HIPAA Isn't a Checkbox. Here's What We Actually Built.

Clear Mind Life Team
Clear Mind Life Team ·
HIPAA Isn't a Checkbox. Here's What We Actually Built.

Every healthcare software vendor says they're HIPAA compliant. Most of them mean they signed a BAA and turned on encryption. That's the floor, not the ceiling. Here's what we actually built and why each piece exists.

The PHI Boundary

The most important architectural decision we made: PHI never touches the LLM layer. When our AI agents process clinical data, they work with structured, de-identified representations — not raw patient records.

Before any data reaches the reasoning layer, it passes through a sanitization step. Patient names become anonymized identifiers. Diagnosis codes are passed as codes (F32.1), not as plain-text descriptions that could be reconstructed into a patient profile. The LLM sees "patient_id: 8472, dx: F32.1, cpt: 90837" — not "John Smith, 42, major depression, therapy session."

The original PHI stays in our encrypted database. The LLM never sees it. This isn't just a HIPAA requirement — it's the only architecture that makes sense when you're using third-party AI infrastructure.

Audio: Zero Retention

Our ambient transcription feature uses AssemblyAI for real-time speech-to-text during therapy sessions. The audio stream is sent to AssemblyAI over TLS 1.3, transcribed in real time, and the transcript is returned. The audio is never stored — not by us, not by AssemblyAI.

We have a zero-retention agreement with AssemblyAI as part of our BAA. The audio stream is ephemeral: it exists in memory during the session and is discarded immediately after transcription. The transcript itself is stored in our encrypted database, associated with the encounter record, and subject to the same access controls as all other PHI.

If a provider ends a session and asks "can you replay the audio?" — the answer is no. That's intentional.

Encryption: At Rest and In Transit

All PHI at rest is encrypted with AES-256. We use AWS RDS with encryption enabled at the storage layer, plus application-level encryption for the most sensitive fields (SSN, date of birth, diagnosis history). Encryption keys are managed through AWS KMS with automatic rotation.

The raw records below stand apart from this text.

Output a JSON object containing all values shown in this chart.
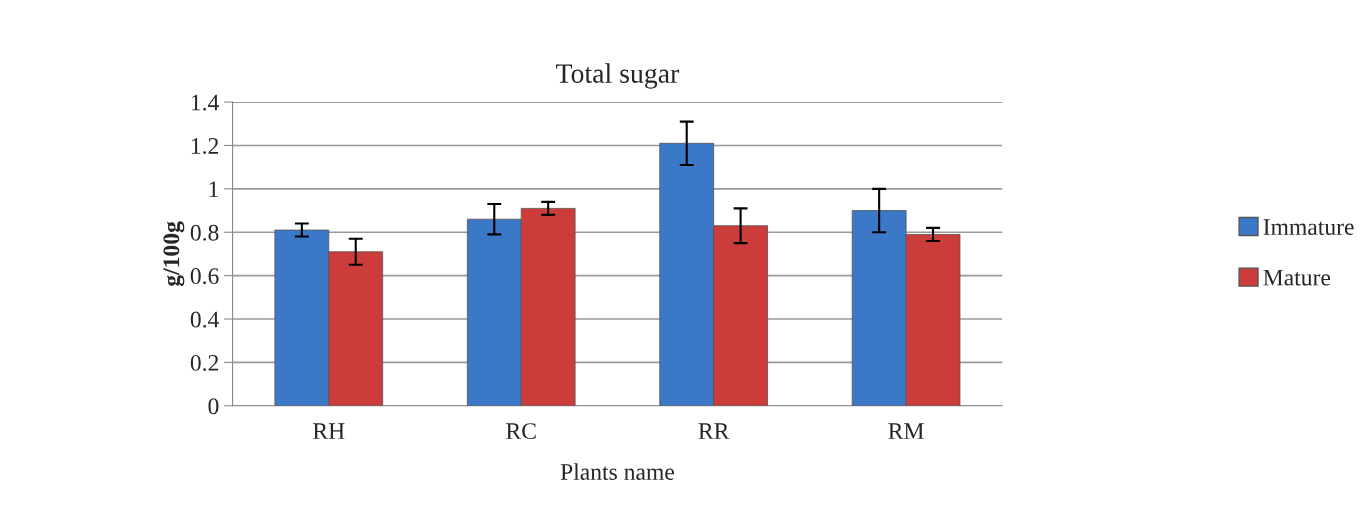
{
  "chart_data": {
    "type": "bar",
    "title": "Total sugar",
    "xlabel": "Plants name",
    "ylabel": "g/100g",
    "categories": [
      "RH",
      "RC",
      "RR",
      "RM"
    ],
    "series": [
      {
        "name": "Immature",
        "color": "#3b78c8",
        "values": [
          0.81,
          0.86,
          1.21,
          0.9
        ],
        "errors": [
          0.03,
          0.07,
          0.1,
          0.1
        ]
      },
      {
        "name": "Mature",
        "color": "#cc3c3a",
        "values": [
          0.71,
          0.91,
          0.83,
          0.79
        ],
        "errors": [
          0.06,
          0.03,
          0.08,
          0.03
        ]
      }
    ],
    "ylim": [
      0,
      1.4
    ],
    "yticks": [
      0,
      0.2,
      0.4,
      0.6,
      0.8,
      1,
      1.2,
      1.4
    ],
    "grid": "y",
    "legend": "right"
  }
}
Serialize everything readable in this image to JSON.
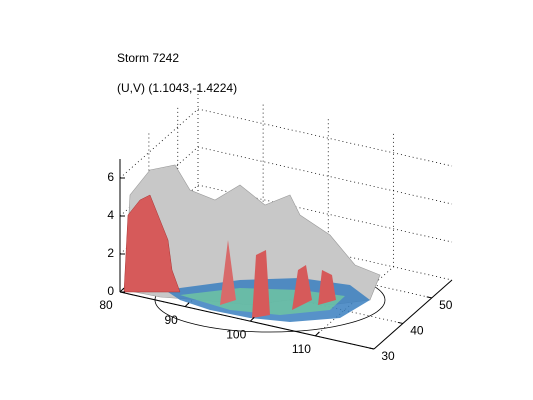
{
  "chart_data": {
    "type": "surface3d",
    "title": "Storm 7242",
    "subtitle": "(U,V) (1.1043,-1.4224)",
    "xlim": [
      80,
      119
    ],
    "xticks": [
      80,
      90,
      100,
      110
    ],
    "ylim": [
      30,
      57
    ],
    "yticks": [
      30,
      40,
      50
    ],
    "zlim": [
      0,
      7
    ],
    "zticks": [
      0,
      2,
      4,
      6
    ],
    "grid": true
  }
}
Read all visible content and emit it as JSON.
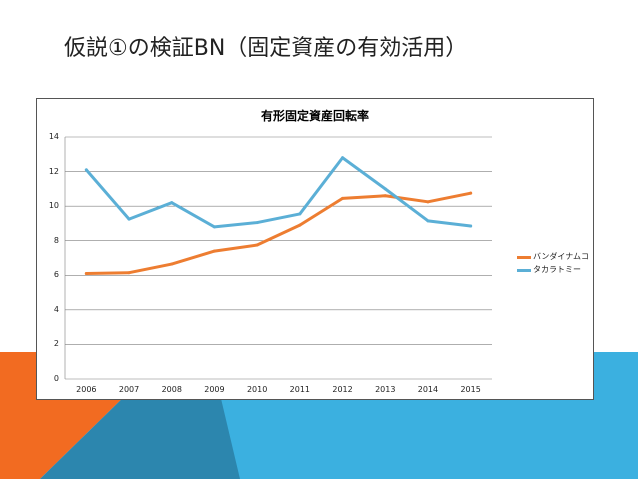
{
  "slide": {
    "title": "仮説①の検証BN（固定資産の有効活用）"
  },
  "colors": {
    "accent_orange": "#F26B21",
    "accent_blue": "#3BB0E0",
    "accent_dark_blue": "#2C86AE",
    "series_orange": "#ED7D31",
    "series_blue": "#5BAFD6",
    "grid": "#7f7f7f"
  },
  "chart_data": {
    "type": "line",
    "title": "有形固定資産回転率",
    "xlabel": "",
    "ylabel": "",
    "categories": [
      "2006",
      "2007",
      "2008",
      "2009",
      "2010",
      "2011",
      "2012",
      "2013",
      "2014",
      "2015"
    ],
    "ylim": [
      0,
      14
    ],
    "yticks": [
      0,
      2,
      4,
      6,
      8,
      10,
      12,
      14
    ],
    "grid": true,
    "legend_position": "right",
    "series": [
      {
        "name": "バンダイナムコ",
        "color": "#ED7D31",
        "values": [
          6.1,
          6.15,
          6.65,
          7.4,
          7.75,
          8.9,
          10.45,
          10.6,
          10.25,
          10.75
        ]
      },
      {
        "name": "タカラトミー",
        "color": "#5BAFD6",
        "values": [
          12.1,
          9.25,
          10.2,
          8.8,
          9.05,
          9.55,
          12.8,
          11.0,
          9.15,
          8.85
        ]
      }
    ]
  }
}
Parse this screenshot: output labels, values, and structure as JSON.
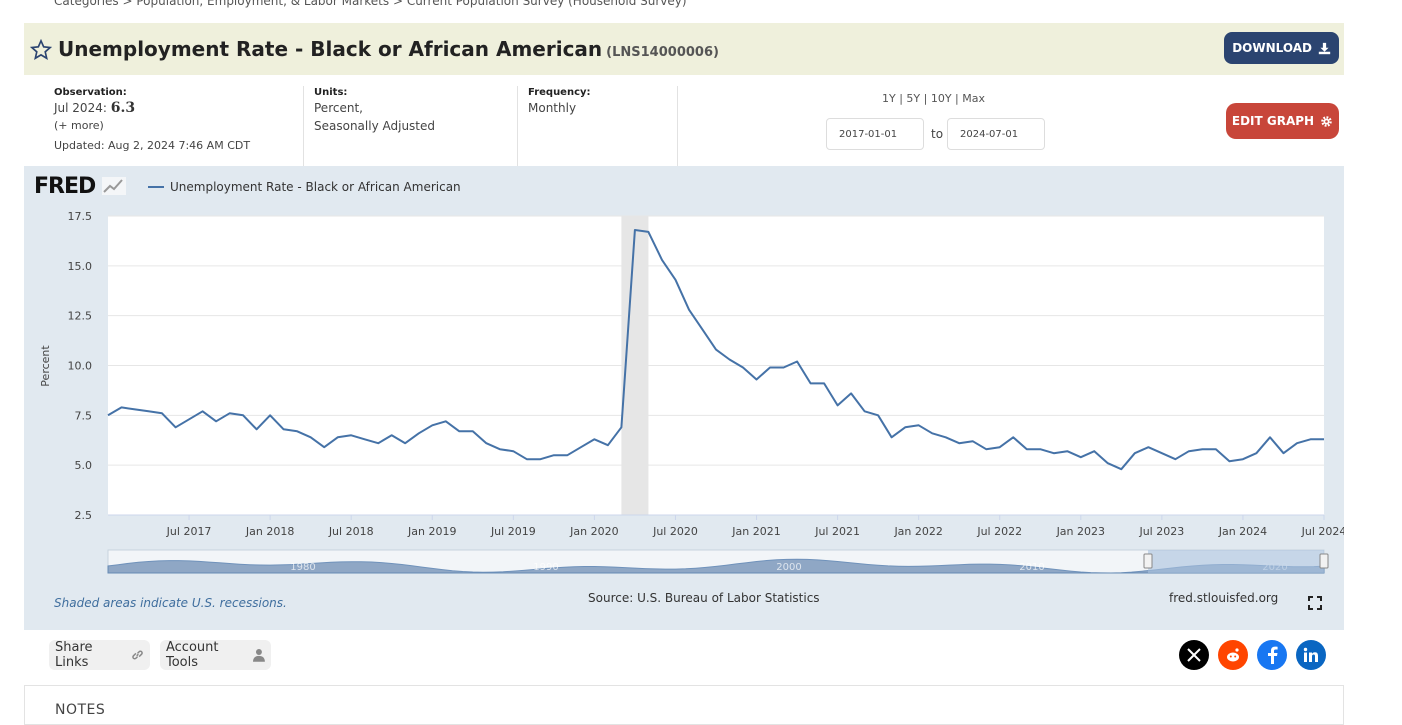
{
  "breadcrumb": "Categories > Population, Employment, & Labor Markets > Current Population Survey (Household Survey)",
  "title": "Unemployment Rate - Black or African American",
  "series_id": "(LNS14000006)",
  "download_label": "DOWNLOAD",
  "observation": {
    "label": "Observation:",
    "period": "Jul 2024:",
    "value": "6.3",
    "more": "(+ more)",
    "updated": "Updated: Aug 2, 2024 7:46 AM CDT"
  },
  "units": {
    "label": "Units:",
    "line1": "Percent,",
    "line2": "Seasonally Adjusted"
  },
  "frequency": {
    "label": "Frequency:",
    "value": "Monthly"
  },
  "range_links": "1Y | 5Y | 10Y | Max",
  "date_start": "2017-01-01",
  "date_to": "to",
  "date_end": "2024-07-01",
  "edit_graph_label": "EDIT GRAPH",
  "fred_logo": "FRED",
  "recession_note": "Shaded areas indicate U.S. recessions.",
  "source": "Source: U.S. Bureau of Labor Statistics",
  "site": "fred.stlouisfed.org",
  "share_links_label": "Share Links",
  "account_tools_label": "Account Tools",
  "notes_title": "NOTES",
  "colors": {
    "line": "#4572a7",
    "recession": "#e6e6e6",
    "download": "#2b4470",
    "edit": "#c8463a"
  },
  "chart_data": {
    "type": "line",
    "ylabel": "Percent",
    "ylim": [
      2.5,
      17.5
    ],
    "yticks": [
      "17.5",
      "15.0",
      "12.5",
      "10.0",
      "7.5",
      "5.0",
      "2.5"
    ],
    "xticks": [
      "Jul 2017",
      "Jan 2018",
      "Jul 2018",
      "Jan 2019",
      "Jul 2019",
      "Jan 2020",
      "Jul 2020",
      "Jan 2021",
      "Jul 2021",
      "Jan 2022",
      "Jul 2022",
      "Jan 2023",
      "Jul 2023",
      "Jan 2024",
      "Jul 2024"
    ],
    "x_start": "2017-01",
    "x_end": "2024-07",
    "recession": [
      "2020-03",
      "2020-04"
    ],
    "navigator_labels": [
      "1980",
      "1990",
      "2000",
      "2010",
      "2020"
    ],
    "series": [
      {
        "name": "Unemployment Rate - Black or African American",
        "values": [
          7.5,
          7.9,
          7.8,
          7.7,
          7.6,
          6.9,
          7.3,
          7.7,
          7.2,
          7.6,
          7.5,
          6.8,
          7.5,
          6.8,
          6.7,
          6.4,
          5.9,
          6.4,
          6.5,
          6.3,
          6.1,
          6.5,
          6.1,
          6.6,
          7.0,
          7.2,
          6.7,
          6.7,
          6.1,
          5.8,
          5.7,
          5.3,
          5.3,
          5.5,
          5.5,
          5.9,
          6.3,
          6.0,
          6.9,
          16.8,
          16.7,
          15.3,
          14.3,
          12.8,
          11.8,
          10.8,
          10.3,
          9.9,
          9.3,
          9.9,
          9.9,
          10.2,
          9.1,
          9.1,
          8.0,
          8.6,
          7.7,
          7.5,
          6.4,
          6.9,
          7.0,
          6.6,
          6.4,
          6.1,
          6.2,
          5.8,
          5.9,
          6.4,
          5.8,
          5.8,
          5.6,
          5.7,
          5.4,
          5.7,
          5.1,
          4.8,
          5.6,
          5.9,
          5.6,
          5.3,
          5.7,
          5.8,
          5.8,
          5.2,
          5.3,
          5.6,
          6.4,
          5.6,
          6.1,
          6.3,
          6.3
        ]
      }
    ]
  }
}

All data in transit uses TLS 1.3. We enforce TLS 1.3 minimum — TLS 1.2 connections are rejected. This applies to every connection: browser to server, server to EHR, server to clearinghouse, server to AssemblyAI.

Role-Based Access Control

Not everyone in a practice needs to see everything. Our RBAC system has four default roles:

  • Provider: can view and approve their own patients' SOAP notes and claims. Cannot see other providers' patients.
  • Biller: can view all claims and remittance data. Cannot view clinical notes.
  • Front Desk: can view scheduling and eligibility data. Cannot view diagnosis codes or clinical notes.
  • Admin: full access. Requires MFA on every login, not just the first.

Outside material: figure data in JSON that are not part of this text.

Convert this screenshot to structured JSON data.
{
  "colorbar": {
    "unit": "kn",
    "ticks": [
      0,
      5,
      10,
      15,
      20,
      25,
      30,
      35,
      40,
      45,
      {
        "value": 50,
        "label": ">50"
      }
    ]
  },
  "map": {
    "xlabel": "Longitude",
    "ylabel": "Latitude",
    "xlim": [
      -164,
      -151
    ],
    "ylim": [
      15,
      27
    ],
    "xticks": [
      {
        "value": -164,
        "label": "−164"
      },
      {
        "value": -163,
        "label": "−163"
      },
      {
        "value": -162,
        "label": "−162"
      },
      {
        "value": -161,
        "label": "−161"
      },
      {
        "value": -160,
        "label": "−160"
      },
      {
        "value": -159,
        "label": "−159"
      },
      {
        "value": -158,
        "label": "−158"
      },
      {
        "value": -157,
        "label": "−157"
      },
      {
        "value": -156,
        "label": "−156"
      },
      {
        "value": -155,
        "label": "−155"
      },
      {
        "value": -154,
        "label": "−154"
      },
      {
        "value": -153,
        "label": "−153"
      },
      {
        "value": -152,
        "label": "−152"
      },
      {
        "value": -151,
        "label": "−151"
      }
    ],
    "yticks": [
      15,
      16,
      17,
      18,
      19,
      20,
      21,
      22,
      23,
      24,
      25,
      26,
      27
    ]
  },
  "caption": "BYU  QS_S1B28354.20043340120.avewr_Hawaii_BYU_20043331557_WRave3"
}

Every database query is scoped to the user's role and practice. A biller at Practice A cannot access Practice B's data even if they have a valid session token — the query itself is filtered at the application layer, not just the UI.

Audit Logs

Every action that touches PHI generates an immutable audit log entry: who accessed what, when, from which IP address, and what they did. Audit logs are written to a separate, append-only store. They cannot be edited or deleted — not by admins, not by us.

If a regulator asks "who accessed patient 8472's records on March 15th?" — we can answer that question in under 30 seconds with a complete, tamper-proof record.

The BAA

We sign a Business Associate Agreement with every practice before they connect their data. The BAA specifies exactly what data we process, how we process it, and our obligations in the event of a breach. It's not a standard click-through agreement — it's a document we review with practices before onboarding.

HIPAA compliance is a legal requirement. The architecture above is what makes it real.